From Spring 1998 Issue

Spring is the time of year that most of us put the guns away until our thoughts turn to hunting once again next fall. Unfortunately many hunters neglect to perform the basic maintenance procedures that our firearms require! This is when all sorts of nasty things can happen and, you usually don't find out about them until you suffer a malfunction in the field. Following are a few pointers to prevent problems and keep your gun in top shape. 

Clean your gun thoroughly. This includes the barrel(s) and action. Barrels need special attention because powder residues are extremely corrosive and will lead to pitting the I.D. of the barrel. You should also use an over sized bore brush to remove the build up that accumulates from plastic wads. While plastic wads represent a major advance in shot shell components, there is a residue that builds up in the bore of the barrel. 

Similarly, actions need attention too. As lubricants break down they create deposits that can affect how well an action functions. If you are experiencing sticking or other problems cycling shells through you gun, lubricant breakdown could be the culprit. Also there are problems that are directly 
related to too much lubricant. All petroleum-based lubricants will attract and hold particulate matter. It may be metal shavings generated by cycling your firearm or simply unburned powder. Either way, the works can get gummed up and cause problems. 

A complete disassembly and cleaning by a qualified individual or gunsmith is the best way to avoid these problems. Another method is to use one of the many action cleaner and bore cleaner products available with some of your own elbow grease. Either way, you need to address these issues before the guns are stored for the off season. 

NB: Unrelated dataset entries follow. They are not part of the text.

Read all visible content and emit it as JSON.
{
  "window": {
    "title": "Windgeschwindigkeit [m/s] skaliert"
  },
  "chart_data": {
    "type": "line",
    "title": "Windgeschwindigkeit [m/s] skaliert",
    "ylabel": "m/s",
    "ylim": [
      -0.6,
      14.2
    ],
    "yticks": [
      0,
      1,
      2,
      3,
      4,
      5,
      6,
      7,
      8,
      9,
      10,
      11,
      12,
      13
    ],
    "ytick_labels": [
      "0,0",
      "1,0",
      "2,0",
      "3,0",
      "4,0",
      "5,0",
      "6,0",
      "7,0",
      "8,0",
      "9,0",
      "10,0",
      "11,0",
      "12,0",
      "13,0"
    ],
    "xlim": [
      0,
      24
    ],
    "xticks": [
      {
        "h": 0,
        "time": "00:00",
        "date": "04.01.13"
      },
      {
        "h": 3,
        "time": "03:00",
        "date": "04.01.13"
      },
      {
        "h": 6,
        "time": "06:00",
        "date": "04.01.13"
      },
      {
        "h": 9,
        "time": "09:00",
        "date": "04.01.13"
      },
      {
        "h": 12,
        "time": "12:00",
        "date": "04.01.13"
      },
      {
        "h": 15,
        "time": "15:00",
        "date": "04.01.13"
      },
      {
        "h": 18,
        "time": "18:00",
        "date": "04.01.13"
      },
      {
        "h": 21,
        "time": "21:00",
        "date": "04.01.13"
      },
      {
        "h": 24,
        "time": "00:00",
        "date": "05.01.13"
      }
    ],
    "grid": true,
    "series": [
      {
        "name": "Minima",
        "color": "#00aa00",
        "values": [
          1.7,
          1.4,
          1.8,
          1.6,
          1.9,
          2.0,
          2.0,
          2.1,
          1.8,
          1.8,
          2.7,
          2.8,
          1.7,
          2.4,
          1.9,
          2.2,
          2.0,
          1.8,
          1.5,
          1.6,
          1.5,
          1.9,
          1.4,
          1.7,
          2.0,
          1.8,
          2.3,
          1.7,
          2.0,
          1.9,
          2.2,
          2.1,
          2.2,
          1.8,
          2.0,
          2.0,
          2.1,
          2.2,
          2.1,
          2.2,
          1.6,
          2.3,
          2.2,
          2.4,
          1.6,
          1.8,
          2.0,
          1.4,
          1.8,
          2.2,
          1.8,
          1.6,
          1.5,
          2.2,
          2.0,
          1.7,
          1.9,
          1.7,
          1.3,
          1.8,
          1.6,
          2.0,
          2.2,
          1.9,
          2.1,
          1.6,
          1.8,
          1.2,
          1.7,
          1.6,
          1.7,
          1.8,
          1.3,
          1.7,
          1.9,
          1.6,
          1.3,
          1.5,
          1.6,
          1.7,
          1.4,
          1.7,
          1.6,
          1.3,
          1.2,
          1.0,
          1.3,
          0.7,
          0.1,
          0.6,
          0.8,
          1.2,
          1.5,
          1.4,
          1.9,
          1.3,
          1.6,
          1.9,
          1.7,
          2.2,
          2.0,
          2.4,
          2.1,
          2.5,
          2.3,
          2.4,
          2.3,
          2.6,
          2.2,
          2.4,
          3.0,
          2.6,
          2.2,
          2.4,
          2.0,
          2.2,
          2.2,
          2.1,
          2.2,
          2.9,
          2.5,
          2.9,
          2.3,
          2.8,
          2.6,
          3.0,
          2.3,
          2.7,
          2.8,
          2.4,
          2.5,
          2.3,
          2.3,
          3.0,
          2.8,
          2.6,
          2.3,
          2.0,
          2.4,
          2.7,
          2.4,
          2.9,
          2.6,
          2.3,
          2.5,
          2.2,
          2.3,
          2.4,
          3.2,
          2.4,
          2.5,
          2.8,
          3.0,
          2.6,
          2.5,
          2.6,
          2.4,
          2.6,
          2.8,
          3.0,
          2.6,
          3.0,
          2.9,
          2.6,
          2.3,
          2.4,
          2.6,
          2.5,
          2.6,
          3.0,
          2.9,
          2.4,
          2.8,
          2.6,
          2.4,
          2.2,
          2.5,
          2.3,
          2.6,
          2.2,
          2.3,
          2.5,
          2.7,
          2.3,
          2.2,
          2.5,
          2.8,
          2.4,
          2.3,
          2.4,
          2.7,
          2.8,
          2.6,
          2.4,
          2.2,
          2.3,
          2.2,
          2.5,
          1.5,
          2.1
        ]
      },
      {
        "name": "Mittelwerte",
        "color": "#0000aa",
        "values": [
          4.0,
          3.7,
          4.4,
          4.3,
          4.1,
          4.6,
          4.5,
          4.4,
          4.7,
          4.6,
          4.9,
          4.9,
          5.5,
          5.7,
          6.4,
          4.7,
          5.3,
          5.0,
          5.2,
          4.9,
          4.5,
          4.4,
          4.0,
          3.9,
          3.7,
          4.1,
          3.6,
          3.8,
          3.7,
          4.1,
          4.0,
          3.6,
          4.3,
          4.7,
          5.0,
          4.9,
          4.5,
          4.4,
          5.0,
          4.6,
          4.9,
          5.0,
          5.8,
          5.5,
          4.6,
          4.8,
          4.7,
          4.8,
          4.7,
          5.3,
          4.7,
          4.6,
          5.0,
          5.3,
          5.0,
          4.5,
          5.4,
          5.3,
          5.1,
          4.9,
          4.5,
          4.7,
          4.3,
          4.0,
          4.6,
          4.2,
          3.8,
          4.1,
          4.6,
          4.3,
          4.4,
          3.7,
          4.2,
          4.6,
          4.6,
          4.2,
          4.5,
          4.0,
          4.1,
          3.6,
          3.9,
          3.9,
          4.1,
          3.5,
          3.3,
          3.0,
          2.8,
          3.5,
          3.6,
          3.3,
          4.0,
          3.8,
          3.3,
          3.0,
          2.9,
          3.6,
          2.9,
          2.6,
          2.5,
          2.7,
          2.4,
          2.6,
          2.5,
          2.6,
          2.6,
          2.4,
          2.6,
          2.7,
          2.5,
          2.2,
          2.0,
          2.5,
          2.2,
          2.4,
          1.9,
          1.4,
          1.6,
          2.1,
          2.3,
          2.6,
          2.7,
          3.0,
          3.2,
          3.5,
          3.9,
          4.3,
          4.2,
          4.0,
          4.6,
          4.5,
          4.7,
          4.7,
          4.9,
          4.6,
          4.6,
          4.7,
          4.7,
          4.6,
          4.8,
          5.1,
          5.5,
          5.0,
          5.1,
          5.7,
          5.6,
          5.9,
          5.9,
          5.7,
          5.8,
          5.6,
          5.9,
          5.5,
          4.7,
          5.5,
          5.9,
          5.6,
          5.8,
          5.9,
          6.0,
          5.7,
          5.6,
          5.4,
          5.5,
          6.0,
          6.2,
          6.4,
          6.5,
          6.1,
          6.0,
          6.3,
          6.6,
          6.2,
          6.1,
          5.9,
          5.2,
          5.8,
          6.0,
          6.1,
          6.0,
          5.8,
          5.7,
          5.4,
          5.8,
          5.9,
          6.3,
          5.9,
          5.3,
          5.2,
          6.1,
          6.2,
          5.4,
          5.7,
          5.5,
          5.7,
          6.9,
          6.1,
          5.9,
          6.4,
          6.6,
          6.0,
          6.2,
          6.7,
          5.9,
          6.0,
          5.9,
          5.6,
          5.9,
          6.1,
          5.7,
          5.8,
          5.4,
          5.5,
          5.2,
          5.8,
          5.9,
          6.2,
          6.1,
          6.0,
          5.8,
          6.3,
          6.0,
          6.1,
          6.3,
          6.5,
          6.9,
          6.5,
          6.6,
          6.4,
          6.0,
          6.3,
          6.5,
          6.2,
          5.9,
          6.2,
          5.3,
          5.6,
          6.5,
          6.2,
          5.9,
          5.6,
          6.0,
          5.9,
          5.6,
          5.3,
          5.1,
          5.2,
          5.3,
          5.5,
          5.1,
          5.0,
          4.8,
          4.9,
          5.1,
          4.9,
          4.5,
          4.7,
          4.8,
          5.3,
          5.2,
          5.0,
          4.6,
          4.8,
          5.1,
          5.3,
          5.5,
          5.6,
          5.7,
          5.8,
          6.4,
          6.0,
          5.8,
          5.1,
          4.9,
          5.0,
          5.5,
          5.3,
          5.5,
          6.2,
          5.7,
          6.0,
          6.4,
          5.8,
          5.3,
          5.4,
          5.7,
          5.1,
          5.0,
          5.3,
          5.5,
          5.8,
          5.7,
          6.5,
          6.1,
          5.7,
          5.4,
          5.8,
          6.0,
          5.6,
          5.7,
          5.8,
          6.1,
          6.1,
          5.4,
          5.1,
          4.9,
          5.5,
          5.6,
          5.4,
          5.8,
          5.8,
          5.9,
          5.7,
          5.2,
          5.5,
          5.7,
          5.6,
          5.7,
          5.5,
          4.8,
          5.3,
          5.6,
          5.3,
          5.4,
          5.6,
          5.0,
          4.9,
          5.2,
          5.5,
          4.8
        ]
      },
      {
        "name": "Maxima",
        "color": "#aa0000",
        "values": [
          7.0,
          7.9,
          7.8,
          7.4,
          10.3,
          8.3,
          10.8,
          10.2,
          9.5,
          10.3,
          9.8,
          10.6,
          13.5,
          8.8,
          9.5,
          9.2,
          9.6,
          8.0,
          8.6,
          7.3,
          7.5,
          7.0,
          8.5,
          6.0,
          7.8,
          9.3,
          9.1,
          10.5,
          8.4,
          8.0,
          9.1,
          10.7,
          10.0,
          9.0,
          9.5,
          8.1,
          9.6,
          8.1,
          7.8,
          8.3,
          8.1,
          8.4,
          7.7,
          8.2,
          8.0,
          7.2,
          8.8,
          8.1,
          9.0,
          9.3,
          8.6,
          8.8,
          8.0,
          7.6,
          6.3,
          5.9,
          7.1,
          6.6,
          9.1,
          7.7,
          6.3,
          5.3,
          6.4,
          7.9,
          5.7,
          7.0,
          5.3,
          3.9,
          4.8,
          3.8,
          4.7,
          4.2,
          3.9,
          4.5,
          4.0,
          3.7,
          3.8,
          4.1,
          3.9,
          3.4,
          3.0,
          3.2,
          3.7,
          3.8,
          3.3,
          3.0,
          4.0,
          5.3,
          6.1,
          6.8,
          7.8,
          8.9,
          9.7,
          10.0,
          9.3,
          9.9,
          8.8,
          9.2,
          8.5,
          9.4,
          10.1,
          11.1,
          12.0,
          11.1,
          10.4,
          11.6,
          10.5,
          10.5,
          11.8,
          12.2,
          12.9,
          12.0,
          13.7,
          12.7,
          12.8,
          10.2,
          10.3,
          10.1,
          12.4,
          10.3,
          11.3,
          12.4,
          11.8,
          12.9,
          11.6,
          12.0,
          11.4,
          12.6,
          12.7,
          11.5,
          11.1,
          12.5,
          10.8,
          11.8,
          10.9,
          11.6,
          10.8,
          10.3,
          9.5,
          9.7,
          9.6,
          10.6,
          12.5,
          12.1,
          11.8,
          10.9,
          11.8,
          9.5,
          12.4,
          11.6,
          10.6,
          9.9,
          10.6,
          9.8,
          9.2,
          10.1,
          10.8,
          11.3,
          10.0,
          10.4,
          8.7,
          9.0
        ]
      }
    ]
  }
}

The exterior of the gun will need some attention as well. Rust is one of the prime enemies of firearms. It doesn't take very long to develop either. Rust deposits, depending on where you live and the ambient environmental conditions you store your guns under, can form literally over night in some cases. A light coating of oil will avoid these problems for most of you. I prefer a product put out by Birchwood-Casey that's called Gun Sheath. It is specially designed for this task but, any good gun oil will do the trick. WD-40 is not an oil and don't use it. While it is fine for driving moisture from your gun, it is largely a mineral spirit based product and mineral spirits is a solvent, not a lubricant! Great stuff for sticky hinges but, not for guns. 

I hope these little tips are timely and useful for you hunters and shooters. Your guns will treat you well for a lifetime if you follow them.